| Tereza Cruvinel, da TV Brasil,
e Paulo Markun, da TV Cultura, refutam idéia de emissoras
buscarem doações de telespectadores
Em debate promovido pela Folha, novo ombudsman, Lins da
Silva, elogia modelo da norte-americana PBS, financiada por
doações
MICHELE OLIVEIRA
da Redação
RUBENS VALENTE
da Reportagem local
Os jornalistas Tereza Cruvinel,
diretora-presidente da EBC (Empresa Brasil de Comunicação),
vinculada ao governo federal, e Paulo Markun, diretor-presidente
da Fundação Padre Anchieta, mantenedora da rádio e TV Cultura,
ligada ao governo de São Paulo, disseram ontem que as emissoras
dependem de recursos do Estado e rechaçaram a idéia de que
possam buscar agora doações de telespectadores para financiar
suas atividades.
Eles participaram ontem, ao lado do ex-presidente da estatal
Radiobrás e atual conselheiro da Fundação Padre Anchieta,
Eugênio Bucci, de debate promovido pela Folha, em seu
auditório, e pelo iFHC (Instituto Fernando Henrique Cardoso). O
debate foi mediado pelo novo ombudsman do jornal, Carlos Eduardo
Lins da Silva. Ele deixará o cargo de apresentador do programa
"Roda Viva", da TV Cultura, antes de assumir sua nova função.

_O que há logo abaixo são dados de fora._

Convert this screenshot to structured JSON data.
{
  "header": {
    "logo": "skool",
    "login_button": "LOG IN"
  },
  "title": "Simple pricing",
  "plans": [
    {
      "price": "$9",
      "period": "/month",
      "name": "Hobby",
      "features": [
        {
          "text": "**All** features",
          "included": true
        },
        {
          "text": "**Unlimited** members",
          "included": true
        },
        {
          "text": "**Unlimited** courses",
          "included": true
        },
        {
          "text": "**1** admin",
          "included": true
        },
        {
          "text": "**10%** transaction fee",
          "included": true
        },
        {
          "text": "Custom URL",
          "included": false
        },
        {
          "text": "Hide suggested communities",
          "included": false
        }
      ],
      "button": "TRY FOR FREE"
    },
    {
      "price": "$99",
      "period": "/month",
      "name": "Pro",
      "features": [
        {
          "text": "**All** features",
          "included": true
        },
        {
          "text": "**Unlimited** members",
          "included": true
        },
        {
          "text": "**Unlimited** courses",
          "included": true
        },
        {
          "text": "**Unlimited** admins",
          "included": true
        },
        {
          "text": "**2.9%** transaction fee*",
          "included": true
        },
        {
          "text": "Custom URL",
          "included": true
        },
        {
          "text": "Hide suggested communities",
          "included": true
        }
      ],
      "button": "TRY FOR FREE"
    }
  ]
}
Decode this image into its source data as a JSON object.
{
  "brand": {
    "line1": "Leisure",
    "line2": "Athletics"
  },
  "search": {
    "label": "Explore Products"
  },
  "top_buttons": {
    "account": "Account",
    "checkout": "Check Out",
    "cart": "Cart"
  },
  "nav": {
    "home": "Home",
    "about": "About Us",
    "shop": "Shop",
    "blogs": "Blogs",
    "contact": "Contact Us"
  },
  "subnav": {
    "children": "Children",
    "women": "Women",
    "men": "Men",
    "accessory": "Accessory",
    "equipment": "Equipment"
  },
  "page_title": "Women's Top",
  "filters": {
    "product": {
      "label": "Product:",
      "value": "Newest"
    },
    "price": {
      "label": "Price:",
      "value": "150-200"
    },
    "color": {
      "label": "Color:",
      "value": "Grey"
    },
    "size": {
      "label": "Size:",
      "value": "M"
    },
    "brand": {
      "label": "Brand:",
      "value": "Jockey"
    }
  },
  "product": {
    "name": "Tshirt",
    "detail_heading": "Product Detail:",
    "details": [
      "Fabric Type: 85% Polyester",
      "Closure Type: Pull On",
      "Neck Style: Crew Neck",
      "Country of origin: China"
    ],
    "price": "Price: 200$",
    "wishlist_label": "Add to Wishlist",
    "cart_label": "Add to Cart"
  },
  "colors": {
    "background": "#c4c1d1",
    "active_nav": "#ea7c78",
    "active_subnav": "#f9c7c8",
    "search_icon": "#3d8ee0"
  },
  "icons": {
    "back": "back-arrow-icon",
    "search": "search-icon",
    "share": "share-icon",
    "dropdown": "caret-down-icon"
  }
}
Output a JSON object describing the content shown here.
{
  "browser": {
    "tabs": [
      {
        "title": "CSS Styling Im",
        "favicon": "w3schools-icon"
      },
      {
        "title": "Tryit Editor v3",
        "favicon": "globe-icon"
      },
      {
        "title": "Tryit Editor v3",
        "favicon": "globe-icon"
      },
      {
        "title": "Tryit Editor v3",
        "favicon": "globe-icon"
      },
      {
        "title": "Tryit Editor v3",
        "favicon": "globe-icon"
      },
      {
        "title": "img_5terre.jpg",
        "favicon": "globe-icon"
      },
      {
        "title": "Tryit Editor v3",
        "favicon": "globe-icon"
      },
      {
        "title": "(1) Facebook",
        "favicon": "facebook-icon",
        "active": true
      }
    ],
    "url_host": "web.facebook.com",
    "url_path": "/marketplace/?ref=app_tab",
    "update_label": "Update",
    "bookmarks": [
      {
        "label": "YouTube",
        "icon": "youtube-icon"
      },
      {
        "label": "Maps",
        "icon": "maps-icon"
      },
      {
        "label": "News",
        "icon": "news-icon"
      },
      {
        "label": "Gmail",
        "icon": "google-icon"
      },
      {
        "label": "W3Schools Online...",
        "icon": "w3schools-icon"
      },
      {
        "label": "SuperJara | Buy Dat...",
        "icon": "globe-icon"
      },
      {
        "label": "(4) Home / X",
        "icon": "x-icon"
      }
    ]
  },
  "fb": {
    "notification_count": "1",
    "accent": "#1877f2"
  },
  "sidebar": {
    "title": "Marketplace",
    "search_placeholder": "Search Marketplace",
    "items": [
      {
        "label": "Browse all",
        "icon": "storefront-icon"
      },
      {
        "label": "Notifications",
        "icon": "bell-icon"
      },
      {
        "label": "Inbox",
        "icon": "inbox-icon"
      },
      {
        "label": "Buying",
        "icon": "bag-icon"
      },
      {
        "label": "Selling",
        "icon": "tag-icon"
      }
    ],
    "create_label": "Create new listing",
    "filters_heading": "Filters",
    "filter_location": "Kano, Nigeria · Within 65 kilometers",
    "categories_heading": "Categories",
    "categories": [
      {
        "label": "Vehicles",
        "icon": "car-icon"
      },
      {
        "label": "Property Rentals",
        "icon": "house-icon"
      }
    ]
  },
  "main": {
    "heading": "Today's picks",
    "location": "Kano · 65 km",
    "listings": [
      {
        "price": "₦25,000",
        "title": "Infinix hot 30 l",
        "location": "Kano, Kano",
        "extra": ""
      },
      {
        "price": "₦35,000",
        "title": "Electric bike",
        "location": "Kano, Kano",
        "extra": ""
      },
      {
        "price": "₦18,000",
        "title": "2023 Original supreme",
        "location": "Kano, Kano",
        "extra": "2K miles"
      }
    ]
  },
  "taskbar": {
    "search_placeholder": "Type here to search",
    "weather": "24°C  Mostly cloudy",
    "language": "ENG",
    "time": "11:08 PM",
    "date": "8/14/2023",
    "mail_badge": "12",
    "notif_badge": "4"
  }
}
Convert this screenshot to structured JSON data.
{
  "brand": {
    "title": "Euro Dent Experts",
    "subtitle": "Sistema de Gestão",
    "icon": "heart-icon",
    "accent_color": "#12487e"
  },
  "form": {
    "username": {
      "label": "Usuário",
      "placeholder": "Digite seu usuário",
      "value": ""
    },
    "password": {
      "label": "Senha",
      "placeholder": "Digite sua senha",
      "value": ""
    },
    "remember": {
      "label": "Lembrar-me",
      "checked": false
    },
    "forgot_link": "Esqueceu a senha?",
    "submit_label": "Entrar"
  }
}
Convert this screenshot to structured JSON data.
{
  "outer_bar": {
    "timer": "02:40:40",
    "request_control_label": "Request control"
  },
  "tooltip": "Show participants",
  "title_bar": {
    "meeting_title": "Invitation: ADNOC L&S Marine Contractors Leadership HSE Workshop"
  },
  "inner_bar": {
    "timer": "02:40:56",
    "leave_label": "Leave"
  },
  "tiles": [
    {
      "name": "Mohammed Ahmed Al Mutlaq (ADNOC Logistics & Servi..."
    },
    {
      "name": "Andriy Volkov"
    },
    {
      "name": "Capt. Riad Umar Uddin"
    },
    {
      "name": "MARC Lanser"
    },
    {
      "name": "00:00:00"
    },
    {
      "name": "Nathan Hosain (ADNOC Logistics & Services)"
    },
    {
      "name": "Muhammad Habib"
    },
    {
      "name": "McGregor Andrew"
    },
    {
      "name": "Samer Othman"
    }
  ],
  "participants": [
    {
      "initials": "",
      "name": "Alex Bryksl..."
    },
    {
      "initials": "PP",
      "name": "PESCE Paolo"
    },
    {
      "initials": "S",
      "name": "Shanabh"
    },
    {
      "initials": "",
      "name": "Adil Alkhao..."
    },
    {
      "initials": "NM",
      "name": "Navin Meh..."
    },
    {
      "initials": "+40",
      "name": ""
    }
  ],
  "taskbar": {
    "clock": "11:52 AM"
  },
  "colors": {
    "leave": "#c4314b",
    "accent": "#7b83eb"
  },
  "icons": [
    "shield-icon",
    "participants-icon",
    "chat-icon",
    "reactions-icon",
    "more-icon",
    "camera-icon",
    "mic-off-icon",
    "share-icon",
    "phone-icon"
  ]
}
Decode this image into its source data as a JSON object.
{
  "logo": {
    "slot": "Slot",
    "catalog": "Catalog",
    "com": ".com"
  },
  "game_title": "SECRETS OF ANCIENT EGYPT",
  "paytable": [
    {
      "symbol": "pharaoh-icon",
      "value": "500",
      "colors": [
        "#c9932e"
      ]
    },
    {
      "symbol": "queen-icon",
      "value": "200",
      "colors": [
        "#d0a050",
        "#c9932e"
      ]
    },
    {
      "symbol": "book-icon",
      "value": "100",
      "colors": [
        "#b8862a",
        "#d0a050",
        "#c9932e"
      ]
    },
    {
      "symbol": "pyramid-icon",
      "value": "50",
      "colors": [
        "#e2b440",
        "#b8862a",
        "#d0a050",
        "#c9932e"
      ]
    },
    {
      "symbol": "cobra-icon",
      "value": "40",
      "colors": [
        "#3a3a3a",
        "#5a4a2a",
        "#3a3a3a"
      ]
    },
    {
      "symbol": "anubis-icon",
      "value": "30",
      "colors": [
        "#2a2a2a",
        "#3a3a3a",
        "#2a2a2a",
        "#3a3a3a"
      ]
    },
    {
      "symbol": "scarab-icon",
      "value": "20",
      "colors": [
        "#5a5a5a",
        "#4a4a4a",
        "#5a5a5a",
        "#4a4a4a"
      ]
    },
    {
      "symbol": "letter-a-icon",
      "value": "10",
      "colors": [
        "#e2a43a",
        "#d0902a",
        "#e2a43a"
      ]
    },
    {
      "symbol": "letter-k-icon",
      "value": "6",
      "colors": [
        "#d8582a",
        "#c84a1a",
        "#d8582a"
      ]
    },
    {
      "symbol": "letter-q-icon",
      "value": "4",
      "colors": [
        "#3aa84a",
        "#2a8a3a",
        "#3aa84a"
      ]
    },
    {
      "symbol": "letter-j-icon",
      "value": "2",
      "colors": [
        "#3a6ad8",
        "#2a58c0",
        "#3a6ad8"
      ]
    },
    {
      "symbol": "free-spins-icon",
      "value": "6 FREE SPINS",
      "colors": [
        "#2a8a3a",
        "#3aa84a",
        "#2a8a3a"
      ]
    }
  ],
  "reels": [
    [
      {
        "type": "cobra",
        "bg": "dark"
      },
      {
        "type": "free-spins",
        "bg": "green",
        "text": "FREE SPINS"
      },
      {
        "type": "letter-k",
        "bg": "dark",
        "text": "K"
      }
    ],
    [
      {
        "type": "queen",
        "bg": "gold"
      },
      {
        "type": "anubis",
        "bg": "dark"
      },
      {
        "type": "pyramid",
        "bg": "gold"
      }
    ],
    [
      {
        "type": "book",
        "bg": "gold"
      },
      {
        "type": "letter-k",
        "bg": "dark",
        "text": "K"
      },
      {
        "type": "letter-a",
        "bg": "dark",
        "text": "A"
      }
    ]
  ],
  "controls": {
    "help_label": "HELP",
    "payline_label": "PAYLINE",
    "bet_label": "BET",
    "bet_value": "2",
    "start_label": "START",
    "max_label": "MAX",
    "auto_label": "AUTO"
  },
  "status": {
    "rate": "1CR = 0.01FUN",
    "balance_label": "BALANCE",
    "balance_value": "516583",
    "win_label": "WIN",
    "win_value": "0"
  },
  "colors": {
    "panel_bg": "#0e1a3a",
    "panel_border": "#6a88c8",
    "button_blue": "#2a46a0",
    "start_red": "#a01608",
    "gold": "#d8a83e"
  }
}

Durante o encontro, Lins da Silva disse que, para ele, o melhor
modelo de TV pública é o da rede norte-americana PBS. Segundo
ele, "70%" do capital financeiro usado na PBS vem de doações dos
telespectadores. O mediador indagou se isso poderia ser aplicado
no Brasil.
Embora ache que, em linhas gerais, "temos que caminhar para que
a sociedade pague a conta da comunicação pública", Markun disse
acreditar que "é difícil a gente imaginar, a curto prazo, que o
público seja capaz de se mobilizar para voluntariamente
contribuir para o sustento da comunicação pública, botando a mão
no bolso e pagando, todo mês, algum tipo de taxa voluntária".
Para ele, esse tipo de apelo ao telespectador só poderia ocorrer
após a implantação de "um serviço de qualidade, ter uma
diferença que faça com que as pessoas se sintam dispostas a
fazer esse tipo de ação".
Cruvinel afirmou que o modelo da PBS "é interessante", mas que
"nunca chegaremos, nunca poderemos, tão cedo, criar uma cultura
para a contribuição espontânea". "O Brasil, na sua diversidade
(...), com seus problemas da desigualdade, acho que ainda é
difícil."
Ela ressaltou que o orçamento da PBS também recebe recursos
públicos. "O Estado ter participação é importante. Não acho que
aí está o problema, desde que sejam criados mecanismos para que
ele [governo] não faça disso, o aporte de recursos
orçamentários, uma condição para querer manipular e controlar."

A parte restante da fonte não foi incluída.